The role of the microbiota-gut-brain axis in Parkinson’s disease (PD) has garnered increasing attention [1]. Among the various empirical subtype systems of PD, motor subtype classification into tremor-dominant (TD) and postural instability and gait difficulty (PIGD) is the most commonly utilized [2]. However, the relationship between gut microbiota and clinical subtypes of PD remains unclear.
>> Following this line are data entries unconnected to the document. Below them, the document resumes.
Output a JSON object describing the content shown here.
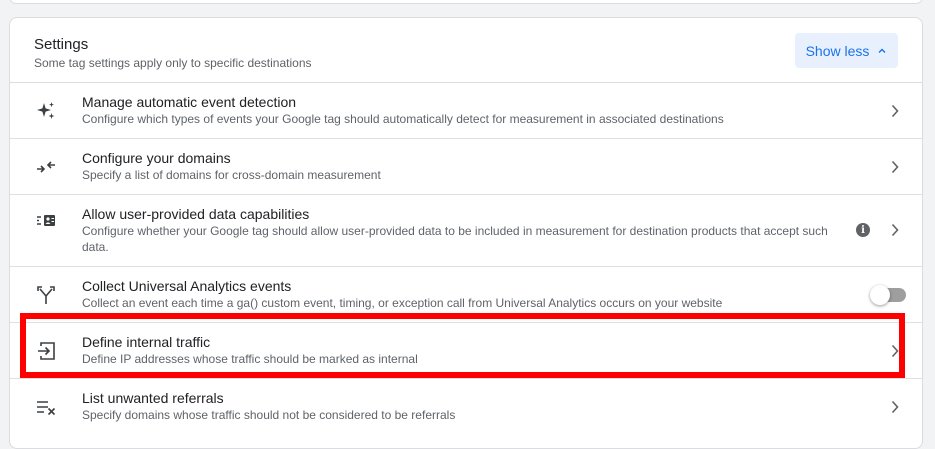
{
  "settings": {
    "title": "Settings",
    "subtitle": "Some tag settings apply only to specific destinations",
    "show_less_label": "Show less",
    "accent_color": "#1a73e8",
    "accent_bg": "#e8f0fe"
  },
  "rows": [
    {
      "icon": "auto-awesome-icon",
      "title": "Manage automatic event detection",
      "description": "Configure which types of events your Google tag should automatically detect for measurement in associated destinations",
      "trailing": "chevron-right-icon"
    },
    {
      "icon": "merge-arrows-icon",
      "title": "Configure your domains",
      "description": "Specify a list of domains for cross-domain measurement",
      "trailing": "chevron-right-icon"
    },
    {
      "icon": "user-data-icon",
      "title": "Allow user-provided data capabilities",
      "description": "Configure whether your Google tag should allow user-provided data to be included in measurement for destination products that accept such data.",
      "info": "i",
      "trailing": "chevron-right-icon"
    },
    {
      "icon": "call-split-icon",
      "title": "Collect Universal Analytics events",
      "description": "Collect an event each time a ga() custom event, timing, or exception call from Universal Analytics occurs on your website",
      "trailing": "toggle",
      "toggle_on": false
    },
    {
      "icon": "input-icon",
      "title": "Define internal traffic",
      "description": "Define IP addresses whose traffic should be marked as internal",
      "trailing": "chevron-right-icon",
      "highlighted": true,
      "highlight_color": "#ff0000"
    },
    {
      "icon": "playlist-remove-icon",
      "title": "List unwanted referrals",
      "description": "Specify domains whose traffic should not be considered to be referrals",
      "trailing": "chevron-right-icon"
    }
  ]
}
This study aimed to investigate the distinctions in gut microbiota between the two motor subtypes by obtaining fresh stool samples from patients with PD for metagenomic sequencing, along with assessing brain function using resting-state functional magnetic resonance imaging (rs-fMRI). Subsequently, differences in brain mean amplitude of low-frequency fluctuation (mALFF) values and their association with gut microbiota were analyzed.

A total of 24 patients with PD were included in the study, comprising 12 PIGD, 9 TD, and 3 indeterminate (IND) subtype patients (Additional file 1: Materials and methods). Following exclusion of the 3 IND subtype patients, no significant differences in age, sex, body mass index (BMI), Hoehn-Yahr score, Unified Parkinson’s Disease Rating Scale part III (UPDRS-III) score, Hamilton Depression Scale (HAMD) score, Hamilton Anxiety Scale (HAMA) score, drug use, duration of disease, and medical history including hypertension, diabetes, heart disease, and cerebral infarction were observed between the TD and PIGD groups (P > 0.05, Additional file 1: Table S1). Alpha diversity of the gut microbiota was evaluated using Chao1, Shannon, and Simpson indices, while beta diversity was assessed through principal coordinates analysis (PCoA) and nonmetric multidimensional scaling (NMDS). However, the analysis revealed no significant variations in alpha and beta diversities between the two groups (P > 0.05, Additional file 1: Fig. S1).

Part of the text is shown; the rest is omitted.